Segundo disse Espinal à BBC, “as doenças emergentes ou reemergentes estão lá e fazem parte de nossa vida cotidiana”. Mas ele alerta que a epidemia do Covid-19 é muito mais séria e com consequências ainda imprevisíveis.

Pior que na Itália

A BBC ouviu Miguel Lago, diretor do Instituto de Estudos de Políticas de Saúde (IEPS), com sede no Rio de Janeiro, e ele acredita que o quadro italiano possa se repetir na América Latina.

“É muito possível que aconteça na América Latina o que aconteceu na Itália ou talvez pior, porque a Itália investe quase 7% do PIB em saúde pública e possui um sistema mais forte que os de nossos países”, diz o especialista.
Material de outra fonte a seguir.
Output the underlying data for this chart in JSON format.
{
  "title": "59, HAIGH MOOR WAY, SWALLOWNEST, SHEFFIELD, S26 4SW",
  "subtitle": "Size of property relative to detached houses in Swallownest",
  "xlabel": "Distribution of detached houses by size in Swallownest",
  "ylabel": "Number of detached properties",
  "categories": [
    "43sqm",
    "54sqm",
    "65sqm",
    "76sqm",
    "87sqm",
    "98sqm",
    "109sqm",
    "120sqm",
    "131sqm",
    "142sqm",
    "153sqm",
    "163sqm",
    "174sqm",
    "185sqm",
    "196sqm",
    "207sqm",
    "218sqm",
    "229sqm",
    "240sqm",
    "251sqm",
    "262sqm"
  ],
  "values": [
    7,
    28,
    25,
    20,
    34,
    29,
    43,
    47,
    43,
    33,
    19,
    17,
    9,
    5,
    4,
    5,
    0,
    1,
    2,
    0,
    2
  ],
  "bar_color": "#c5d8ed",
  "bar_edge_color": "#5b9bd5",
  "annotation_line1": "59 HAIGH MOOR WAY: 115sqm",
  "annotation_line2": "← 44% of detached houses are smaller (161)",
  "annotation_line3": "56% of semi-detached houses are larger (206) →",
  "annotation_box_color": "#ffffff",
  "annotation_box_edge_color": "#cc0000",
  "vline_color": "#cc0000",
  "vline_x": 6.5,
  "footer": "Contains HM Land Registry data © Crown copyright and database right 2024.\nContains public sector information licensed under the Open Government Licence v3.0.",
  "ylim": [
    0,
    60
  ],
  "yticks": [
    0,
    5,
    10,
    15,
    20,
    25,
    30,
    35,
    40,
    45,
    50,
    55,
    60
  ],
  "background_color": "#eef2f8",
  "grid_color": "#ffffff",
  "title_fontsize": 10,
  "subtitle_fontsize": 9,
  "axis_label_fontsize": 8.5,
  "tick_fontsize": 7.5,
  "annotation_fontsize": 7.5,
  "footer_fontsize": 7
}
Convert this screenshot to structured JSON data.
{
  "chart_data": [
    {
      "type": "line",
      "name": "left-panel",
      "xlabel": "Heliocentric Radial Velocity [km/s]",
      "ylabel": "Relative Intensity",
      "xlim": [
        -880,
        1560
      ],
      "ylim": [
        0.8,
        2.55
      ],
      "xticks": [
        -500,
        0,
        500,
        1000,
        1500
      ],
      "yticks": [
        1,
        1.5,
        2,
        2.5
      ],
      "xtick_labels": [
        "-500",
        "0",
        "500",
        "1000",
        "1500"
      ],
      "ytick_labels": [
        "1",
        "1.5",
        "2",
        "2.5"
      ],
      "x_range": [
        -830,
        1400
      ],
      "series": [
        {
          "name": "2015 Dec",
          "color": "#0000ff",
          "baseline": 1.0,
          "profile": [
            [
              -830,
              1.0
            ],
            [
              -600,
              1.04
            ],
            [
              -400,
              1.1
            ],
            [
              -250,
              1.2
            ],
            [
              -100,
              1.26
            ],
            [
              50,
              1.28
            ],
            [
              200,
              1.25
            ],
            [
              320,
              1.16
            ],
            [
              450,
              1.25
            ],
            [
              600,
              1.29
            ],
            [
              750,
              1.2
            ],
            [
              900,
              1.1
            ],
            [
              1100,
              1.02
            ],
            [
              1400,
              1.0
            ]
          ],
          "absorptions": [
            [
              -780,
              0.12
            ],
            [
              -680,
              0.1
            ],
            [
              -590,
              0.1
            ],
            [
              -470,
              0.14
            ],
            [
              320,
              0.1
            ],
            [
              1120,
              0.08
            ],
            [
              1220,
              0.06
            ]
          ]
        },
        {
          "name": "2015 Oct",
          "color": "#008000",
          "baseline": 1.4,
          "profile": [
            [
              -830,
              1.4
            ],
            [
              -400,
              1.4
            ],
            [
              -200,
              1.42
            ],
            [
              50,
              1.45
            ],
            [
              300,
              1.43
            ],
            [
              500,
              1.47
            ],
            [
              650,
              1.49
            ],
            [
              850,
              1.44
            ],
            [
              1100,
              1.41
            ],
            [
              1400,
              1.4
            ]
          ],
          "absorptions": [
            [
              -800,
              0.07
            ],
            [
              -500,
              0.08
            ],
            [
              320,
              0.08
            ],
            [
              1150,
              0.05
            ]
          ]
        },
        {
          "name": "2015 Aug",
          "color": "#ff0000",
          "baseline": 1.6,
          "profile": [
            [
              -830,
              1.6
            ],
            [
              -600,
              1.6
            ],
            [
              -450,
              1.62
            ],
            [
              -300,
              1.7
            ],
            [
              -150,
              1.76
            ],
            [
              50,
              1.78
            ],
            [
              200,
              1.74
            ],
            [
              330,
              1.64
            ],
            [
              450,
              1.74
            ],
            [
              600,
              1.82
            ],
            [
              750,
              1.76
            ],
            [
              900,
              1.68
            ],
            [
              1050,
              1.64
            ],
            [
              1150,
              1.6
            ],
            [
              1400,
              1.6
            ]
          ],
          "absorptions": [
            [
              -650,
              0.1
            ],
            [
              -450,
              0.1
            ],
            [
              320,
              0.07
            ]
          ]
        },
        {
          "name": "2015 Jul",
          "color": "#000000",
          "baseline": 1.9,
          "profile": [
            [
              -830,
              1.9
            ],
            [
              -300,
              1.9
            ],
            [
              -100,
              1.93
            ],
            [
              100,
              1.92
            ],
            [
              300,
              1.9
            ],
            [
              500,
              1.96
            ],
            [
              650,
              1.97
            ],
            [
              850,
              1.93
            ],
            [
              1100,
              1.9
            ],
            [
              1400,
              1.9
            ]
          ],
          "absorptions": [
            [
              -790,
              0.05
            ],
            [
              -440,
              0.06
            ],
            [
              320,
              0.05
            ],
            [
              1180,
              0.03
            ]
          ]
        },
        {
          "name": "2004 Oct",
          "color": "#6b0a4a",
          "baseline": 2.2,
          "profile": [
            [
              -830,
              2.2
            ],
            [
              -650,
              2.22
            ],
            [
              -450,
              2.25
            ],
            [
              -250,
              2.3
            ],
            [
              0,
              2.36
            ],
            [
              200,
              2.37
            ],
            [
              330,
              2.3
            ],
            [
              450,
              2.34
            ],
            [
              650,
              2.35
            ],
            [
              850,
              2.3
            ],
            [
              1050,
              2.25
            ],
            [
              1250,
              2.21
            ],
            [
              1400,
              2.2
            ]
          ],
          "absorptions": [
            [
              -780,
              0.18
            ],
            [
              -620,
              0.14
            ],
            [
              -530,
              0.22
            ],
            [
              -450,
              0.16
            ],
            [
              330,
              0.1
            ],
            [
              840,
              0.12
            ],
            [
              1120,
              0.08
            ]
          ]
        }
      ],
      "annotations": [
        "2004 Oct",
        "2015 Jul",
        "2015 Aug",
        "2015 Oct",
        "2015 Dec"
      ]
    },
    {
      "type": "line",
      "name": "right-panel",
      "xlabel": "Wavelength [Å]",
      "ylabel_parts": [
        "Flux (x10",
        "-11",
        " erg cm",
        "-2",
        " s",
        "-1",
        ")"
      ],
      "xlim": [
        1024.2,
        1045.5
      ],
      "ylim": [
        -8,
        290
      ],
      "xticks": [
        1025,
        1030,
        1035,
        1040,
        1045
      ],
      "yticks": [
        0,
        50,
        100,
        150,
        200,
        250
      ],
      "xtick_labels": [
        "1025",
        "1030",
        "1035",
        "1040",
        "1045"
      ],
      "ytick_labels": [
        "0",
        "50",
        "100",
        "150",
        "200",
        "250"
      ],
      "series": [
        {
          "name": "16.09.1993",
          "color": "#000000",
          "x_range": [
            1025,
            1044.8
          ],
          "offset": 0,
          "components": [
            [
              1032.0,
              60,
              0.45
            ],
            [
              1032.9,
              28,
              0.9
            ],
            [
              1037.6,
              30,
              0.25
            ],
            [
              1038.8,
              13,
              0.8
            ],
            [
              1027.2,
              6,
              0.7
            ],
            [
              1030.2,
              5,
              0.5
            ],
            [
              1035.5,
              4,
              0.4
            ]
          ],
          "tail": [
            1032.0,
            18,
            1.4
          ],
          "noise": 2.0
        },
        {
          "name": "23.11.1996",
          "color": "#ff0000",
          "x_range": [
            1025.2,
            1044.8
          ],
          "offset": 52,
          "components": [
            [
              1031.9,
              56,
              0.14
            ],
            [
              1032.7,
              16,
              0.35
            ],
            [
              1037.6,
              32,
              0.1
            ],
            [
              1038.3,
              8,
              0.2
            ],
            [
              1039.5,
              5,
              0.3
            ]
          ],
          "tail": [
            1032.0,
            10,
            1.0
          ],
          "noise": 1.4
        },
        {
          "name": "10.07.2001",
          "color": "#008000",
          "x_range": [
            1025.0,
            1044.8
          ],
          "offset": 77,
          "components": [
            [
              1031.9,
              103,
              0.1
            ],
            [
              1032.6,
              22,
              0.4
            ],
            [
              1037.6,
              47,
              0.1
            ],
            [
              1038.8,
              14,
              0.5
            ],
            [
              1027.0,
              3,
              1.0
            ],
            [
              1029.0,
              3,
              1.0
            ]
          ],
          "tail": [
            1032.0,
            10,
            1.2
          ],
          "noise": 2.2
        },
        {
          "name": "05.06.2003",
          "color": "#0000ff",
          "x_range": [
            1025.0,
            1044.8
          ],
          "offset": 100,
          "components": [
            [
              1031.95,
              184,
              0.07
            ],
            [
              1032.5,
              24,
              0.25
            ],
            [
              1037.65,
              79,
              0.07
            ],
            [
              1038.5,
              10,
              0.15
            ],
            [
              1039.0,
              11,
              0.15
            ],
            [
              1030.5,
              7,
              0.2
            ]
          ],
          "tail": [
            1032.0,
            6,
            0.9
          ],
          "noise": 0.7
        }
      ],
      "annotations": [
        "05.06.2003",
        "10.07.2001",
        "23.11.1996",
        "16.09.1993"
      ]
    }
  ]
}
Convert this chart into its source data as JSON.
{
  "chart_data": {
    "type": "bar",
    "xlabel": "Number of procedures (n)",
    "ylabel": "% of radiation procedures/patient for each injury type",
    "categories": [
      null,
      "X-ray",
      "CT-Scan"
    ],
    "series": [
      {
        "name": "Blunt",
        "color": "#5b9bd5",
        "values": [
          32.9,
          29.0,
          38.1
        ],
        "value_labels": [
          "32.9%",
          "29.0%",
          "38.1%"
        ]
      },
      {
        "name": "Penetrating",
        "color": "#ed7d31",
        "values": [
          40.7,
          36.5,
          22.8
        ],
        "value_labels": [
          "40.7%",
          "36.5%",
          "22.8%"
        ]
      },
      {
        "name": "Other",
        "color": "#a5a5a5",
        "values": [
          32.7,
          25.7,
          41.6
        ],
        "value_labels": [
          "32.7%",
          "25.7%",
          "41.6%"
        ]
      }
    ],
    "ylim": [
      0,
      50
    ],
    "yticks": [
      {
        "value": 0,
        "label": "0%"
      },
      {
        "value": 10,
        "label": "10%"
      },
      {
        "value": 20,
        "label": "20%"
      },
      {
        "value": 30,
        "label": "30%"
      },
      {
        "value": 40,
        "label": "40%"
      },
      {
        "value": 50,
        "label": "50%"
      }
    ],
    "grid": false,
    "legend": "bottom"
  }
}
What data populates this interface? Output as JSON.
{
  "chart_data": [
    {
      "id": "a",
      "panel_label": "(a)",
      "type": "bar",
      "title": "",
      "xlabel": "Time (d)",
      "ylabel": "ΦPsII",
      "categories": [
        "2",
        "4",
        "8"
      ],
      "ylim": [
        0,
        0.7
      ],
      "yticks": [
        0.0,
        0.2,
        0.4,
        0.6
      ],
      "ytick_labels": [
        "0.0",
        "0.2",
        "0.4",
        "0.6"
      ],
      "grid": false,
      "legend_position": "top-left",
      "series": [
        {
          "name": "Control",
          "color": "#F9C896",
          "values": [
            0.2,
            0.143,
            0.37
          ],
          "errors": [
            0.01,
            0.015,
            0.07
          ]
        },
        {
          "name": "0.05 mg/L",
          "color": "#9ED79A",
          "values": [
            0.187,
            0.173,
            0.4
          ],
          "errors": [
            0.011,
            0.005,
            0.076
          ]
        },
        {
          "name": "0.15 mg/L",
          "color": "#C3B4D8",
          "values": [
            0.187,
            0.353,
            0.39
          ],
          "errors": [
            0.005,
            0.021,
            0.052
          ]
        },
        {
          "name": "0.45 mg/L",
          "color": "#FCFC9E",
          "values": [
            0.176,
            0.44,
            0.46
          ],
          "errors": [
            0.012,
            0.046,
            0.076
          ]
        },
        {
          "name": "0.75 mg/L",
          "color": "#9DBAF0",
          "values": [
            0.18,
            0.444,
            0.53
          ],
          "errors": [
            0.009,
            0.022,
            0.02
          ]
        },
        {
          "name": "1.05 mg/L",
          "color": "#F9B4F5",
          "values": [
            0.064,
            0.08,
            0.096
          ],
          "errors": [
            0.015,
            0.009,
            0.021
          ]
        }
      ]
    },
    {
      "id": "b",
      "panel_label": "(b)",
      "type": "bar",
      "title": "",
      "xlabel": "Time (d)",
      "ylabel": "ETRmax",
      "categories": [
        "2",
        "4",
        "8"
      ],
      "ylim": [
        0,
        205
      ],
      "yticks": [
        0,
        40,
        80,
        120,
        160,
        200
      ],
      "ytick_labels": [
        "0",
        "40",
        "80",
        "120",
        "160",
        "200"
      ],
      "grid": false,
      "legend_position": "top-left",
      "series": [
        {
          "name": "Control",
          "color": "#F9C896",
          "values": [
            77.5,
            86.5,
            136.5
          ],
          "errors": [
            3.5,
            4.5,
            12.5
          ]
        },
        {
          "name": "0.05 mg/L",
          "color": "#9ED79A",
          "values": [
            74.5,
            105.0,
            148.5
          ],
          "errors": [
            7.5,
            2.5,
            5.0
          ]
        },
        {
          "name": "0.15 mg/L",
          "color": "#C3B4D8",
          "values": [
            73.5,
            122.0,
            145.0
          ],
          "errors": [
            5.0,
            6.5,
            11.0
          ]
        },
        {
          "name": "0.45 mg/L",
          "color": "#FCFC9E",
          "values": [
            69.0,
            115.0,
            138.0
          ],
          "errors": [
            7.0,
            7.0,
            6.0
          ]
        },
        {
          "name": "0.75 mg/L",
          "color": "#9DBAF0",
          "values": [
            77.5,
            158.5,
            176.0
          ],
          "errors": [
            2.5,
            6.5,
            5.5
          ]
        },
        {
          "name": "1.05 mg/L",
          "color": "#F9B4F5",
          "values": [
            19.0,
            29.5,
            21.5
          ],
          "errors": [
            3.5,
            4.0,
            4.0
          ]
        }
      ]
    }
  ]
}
Ele lembra também que o México só investe 3% do PIB em saúde pública e o Brasil, só 4%.

“Isso nos afetará (o coronavírus). O importante é minimizar a possibilidade de surtos maciços e implementar medidas que nos ajudem a controlar o máximo possível a possibilidade de ocorrer o que está ocorrendo nos Estados Unidos, Itália, China ou Irã”, diz Espinal, da OPAS.

Sem vacina e sem um remédio que cure efetivamente o Covid-19, o isolamento social e a quarentena são as únicas armas que os países ensinaram para quem passou a enfrentar a pandemia por último.